PARIS: Airbus hopes to reach an amicable solution in a row with Qatar Airways over damage to the surface of A350 passenger jets, Chief Executive Guillaume Faury said on Thursday.
The two companies have been locked in a months-long dispute over paint erosion and deterioration to anti-lightning protection on the long-haul jets, which Airbus has acknowledged need attention while insisting the problems do not put safety at risk.
Qatar Airways has sued Airbus for more than $600 million and is refusing to take delivery of further A350s until its regulator receives formal analysis of the problem.
Airbus, which has said Qatar Airways mischaracterised the flaws and misinterpreted the contract, has revoked contracts for two of the jets and a separate Qatar order for 50 of the planemaker’s A321neo jets.
“We had to make the decision to exercise our rights,” Faury told analysts.
“This decision followed many attempts to find mutually beneficial solutions and we continue to hope for an amicable solution.”
Qatar Airways declined to comment.

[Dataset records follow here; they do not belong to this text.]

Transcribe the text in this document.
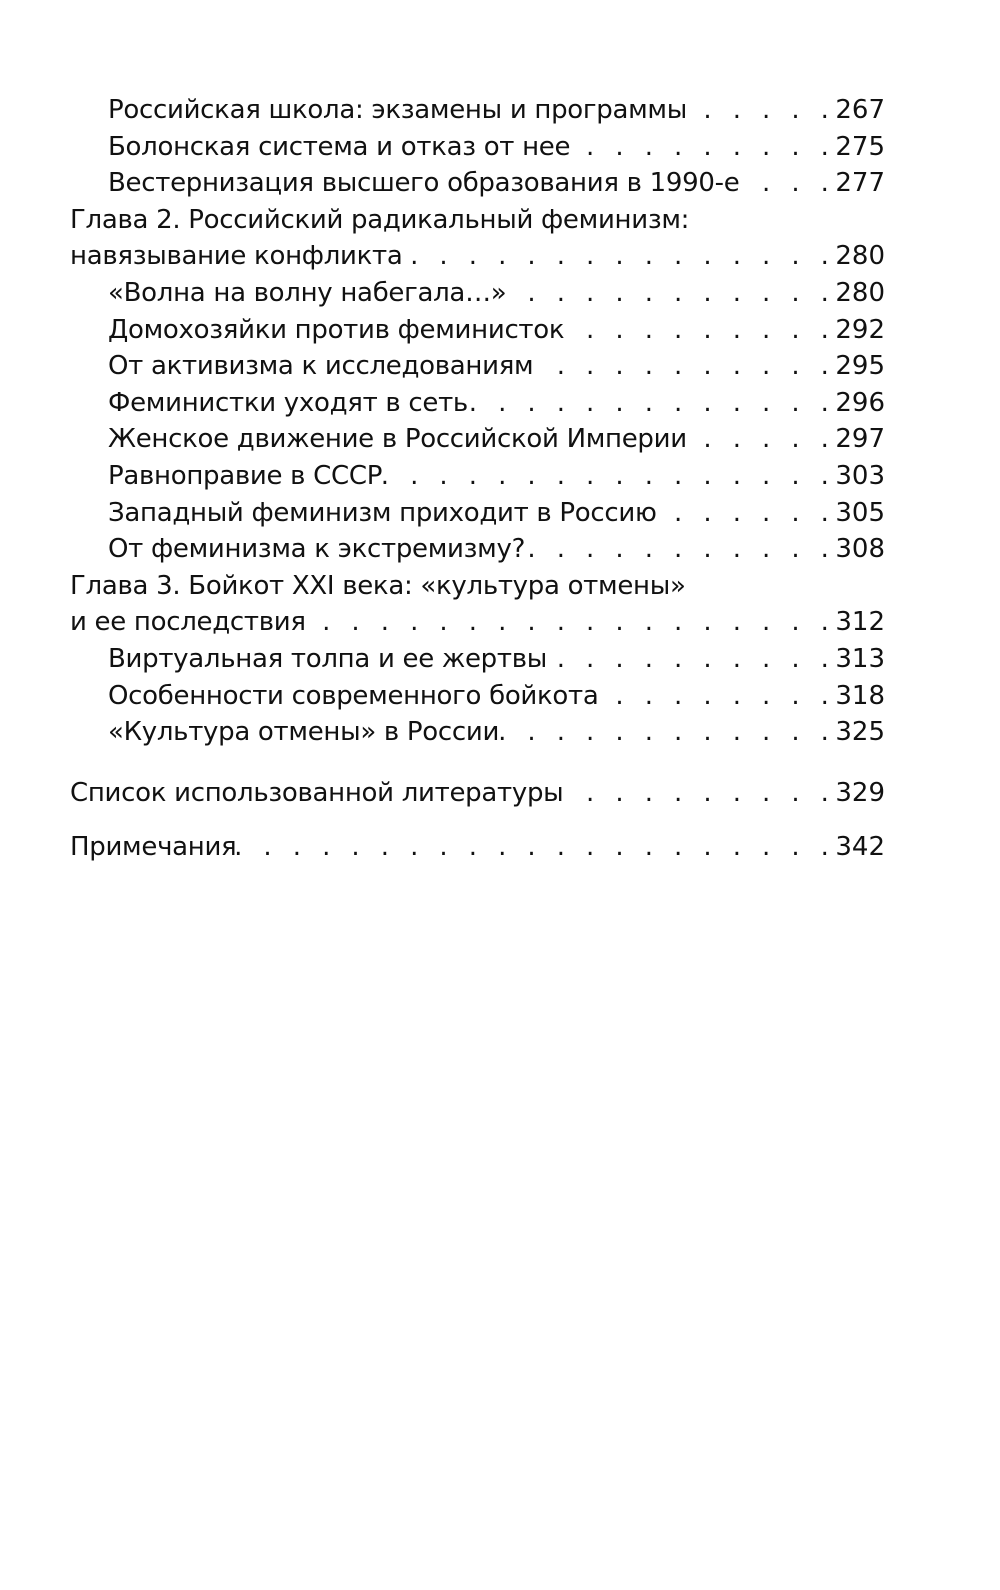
Российская школа: экзамены и программы . . .	267
Болонская система и отказ от нее . . .	275
Вестернизация высшего образования в 1990-е . . .	277
Глава 2. Российский радикальный феминизм:
навязывание конфликта . . .	280
«Волна на волну набегала…» . . .	280
Домохозяйки против феминисток . . .	292
От активизма к исследованиям . . .	295
Феминистки уходят в сеть . . .	296
Женское движение в Российской Империи . . .	297
Равноправие в СССР . . .	303
Западный феминизм приходит в Россию . . .	305
От феминизма к экстремизму? . . .	308
Глава 3. Бойкот XXI века: «культура отмены»
и ее последствия . . .	312
Виртуальная толпа и ее жертвы . . .	313
Особенности современного бойкота . . .	318
«Культура отмены» в России . . .	325
Список использованной литературы . . .	329
Примечания . . .	342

Both sides have pledged to defend their positions in what is seen as an exceptionally rare public dispute in the secretive planemaking industry.
Experts say Qatar Airways is expected to seek a court ruling that would prevent Airbus from canceling the A321 deal, though it has also ordered at least 25 competing Boeing 737 MAX jets.
The Airbus decision to revoke the separate contract for the in-demand A321 alarmed some airline executives, including the head of the International Air Transport Association (IATA), who issued a warning that planemakers should not exploit market strength.
Airbus has faced reports that it has taken a tough general line on deliveries during the crisis, though its sales chief emphasised at an air show this week that it had worked with airlines to accommodate hundreds of changes to schedules.
“I would like to say as well that for us at Airbus the relationship with our customers is of the utmost importance and we will continue to work hard to service them,” Faury said.